10.02.2020 - 17:28 Uhr
SchwarzenfeldOberpfalz

Bischof, Rocker und Reizwäsche

Einen entspannenden, unterhaltsamen und vor allem „lustigen Abend“ verspricht die „Theatergruppe Inzendorf“ den Zuschauern auf der Bühne im Restaurant Miesberg. Das Stück "Auf gute Nachbarschaft“ trifft den Geschmack des Publikums.

Applaus für die Inzendorfer Theatergruppe: Die Laienspielschar bereitete den Zuschauern einen vergnüglichen Abend.
von Siegmund KochherrProfil
Ein Fußbad zur Erholung für die gestressten Männer.

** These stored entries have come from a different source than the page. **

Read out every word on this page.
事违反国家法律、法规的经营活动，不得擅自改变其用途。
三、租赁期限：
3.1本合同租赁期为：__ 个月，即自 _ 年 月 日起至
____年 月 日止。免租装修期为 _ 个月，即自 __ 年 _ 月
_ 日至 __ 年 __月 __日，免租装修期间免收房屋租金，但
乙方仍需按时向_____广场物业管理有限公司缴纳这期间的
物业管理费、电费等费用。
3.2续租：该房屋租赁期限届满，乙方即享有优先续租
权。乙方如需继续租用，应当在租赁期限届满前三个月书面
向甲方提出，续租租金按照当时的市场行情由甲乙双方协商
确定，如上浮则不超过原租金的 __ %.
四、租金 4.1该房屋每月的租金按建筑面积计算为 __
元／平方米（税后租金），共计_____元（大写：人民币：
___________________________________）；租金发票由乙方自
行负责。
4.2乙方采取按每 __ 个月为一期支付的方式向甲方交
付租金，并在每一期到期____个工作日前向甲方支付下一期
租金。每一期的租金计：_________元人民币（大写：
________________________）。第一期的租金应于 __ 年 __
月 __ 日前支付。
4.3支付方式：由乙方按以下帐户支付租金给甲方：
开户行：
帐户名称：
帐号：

Der Frühling ist erwacht, doch bei den Familien Aumüller und Dürr läuft das Leben in seinen geregelten Bahnen weiter. Jeden Abend kommen die beiden Freunde Hans-Peter und Ernst-Wolfgang nach einem stressreichen Tag im Amt mit schmerzenden Füßen und erschöpft von der Arbeit zurück. Die beiden Ehemänner werden von ihren Ehefrauen Irmtraud und Rosemarie mit Hausschuhen und Strickweste "liebevoll" und aufopfernd empfangen und versorgt.

Das ist auch dringend erforderlich, denn die Herren sitzen jede Nacht in der Dorfscheune, um den heimischen Maibaum vor der Aufstellung vor Übergriffen zu schützen. Zusammen mit dem Dienst im Amt und der nebenberuflichen Schwarzbrennerei von Schnaps eine nahezu unmenschliche Arbeitsbelastung!

Mitten in ein überlebenswichtiges und erholsames Fußbad für die Ehemänner platzt die Nachricht über die Familien herein, ein neuer Nachbar würde in das renovierungsbedürftige Nachbarhaus einziehen. Hierbei soll es sich um eine wichtige und angesehene Person des öffentlichen Lebens handeln - den Herrn Bischof samt Küster! Die Aufregung ist groß und so wird ein gebührender Empfang mit Sekt und Fähnchen vorbereitet. Als die Dorfbewohner singend und Fahnen schwenkend zum Empfang bereit stehen, fahren die hohen Gäste zur Überraschung des Empfangskomitees mit Motorrädern als Rocker verkleidet vor. Die beiden Herren entpuppen sich nicht wie Friedhelm Bischoff und Klaus Küster als kirchliche Würdenträger, sondern als zwei "Freizeit-Rocker".

Ab diesem Tag wird alles anders. Brave, täglich hart im Amt arbeitende Beamte mit einer Vorliebe für die Musik von Helene Fischer prallen auf zwei Motorradfahrer, die sich mit Rockmusik von AC/DC, Wein, Schnaps und Bier jede Nacht zum Tag machen. Nach und nach beginnen die neuen Nachbarn eine gewisse Faszination auf sämtliche Damen des Ortes auszuüben- auch auf Rosemarie und Irmtraud. Das Angebot einer gemeinsamen Motorradtour erweckt in den Ehefrauen die Sehnsucht nach Freiheit.

Als die Ehemänner eines Abends zum örtlichen Schafkopfturnier aufbrechen, ergreifen sowohl Margarete und Ulrike, die beiden stets in Rosa gekleideten weiblichen "Restposten" des Dorfes, als auch die braven Ehefrauen Rosemarie und Irmtraud die Chance, den neuen Nachbarn einen nächtlichen Besuch abzustatten. Doch als Rosemarie und Irmtraud am nächsten Morgen erwachen, müssen sie mit Entsetzen feststellen, dass ihnen von der letzten Nacht "ein ganzes Stück" fehlt. Wie soll man verhindern, dass die Ehemänner von dem nächtlichen Ausflug erfahren? Und dann hängen am Maibaum mitten im Dorf zwei Unterhosen - Damenunterhosen. Die beiden Schmuckstücke sehen der "Reizwäsche" von Rosemarie und Irmtraud erschreckend ähnlich. Plötzlich gibt es Fragen über Fragen.

Anton Pösl gefällt in der Rolle von Hans-Peter Aumüller, Mare Aumüller verkörpert Antonia Prechtl, Ernst Dürr spielt Jürgen Putz, seine Ehefrau Irma Tanja Wiesgickl. Gretl Henneberger wird von Magdalena Strobl in Szene gesetzt und Schwester Ulrike von Petra Sander. Klaus der Kirchendiener wird von Reiner Piehler und "Bischof Fritz" von Dominik Dorner dargestellt. Regie führt Hubert Schreiner, für die Technik ist Theresa Forster zuständig.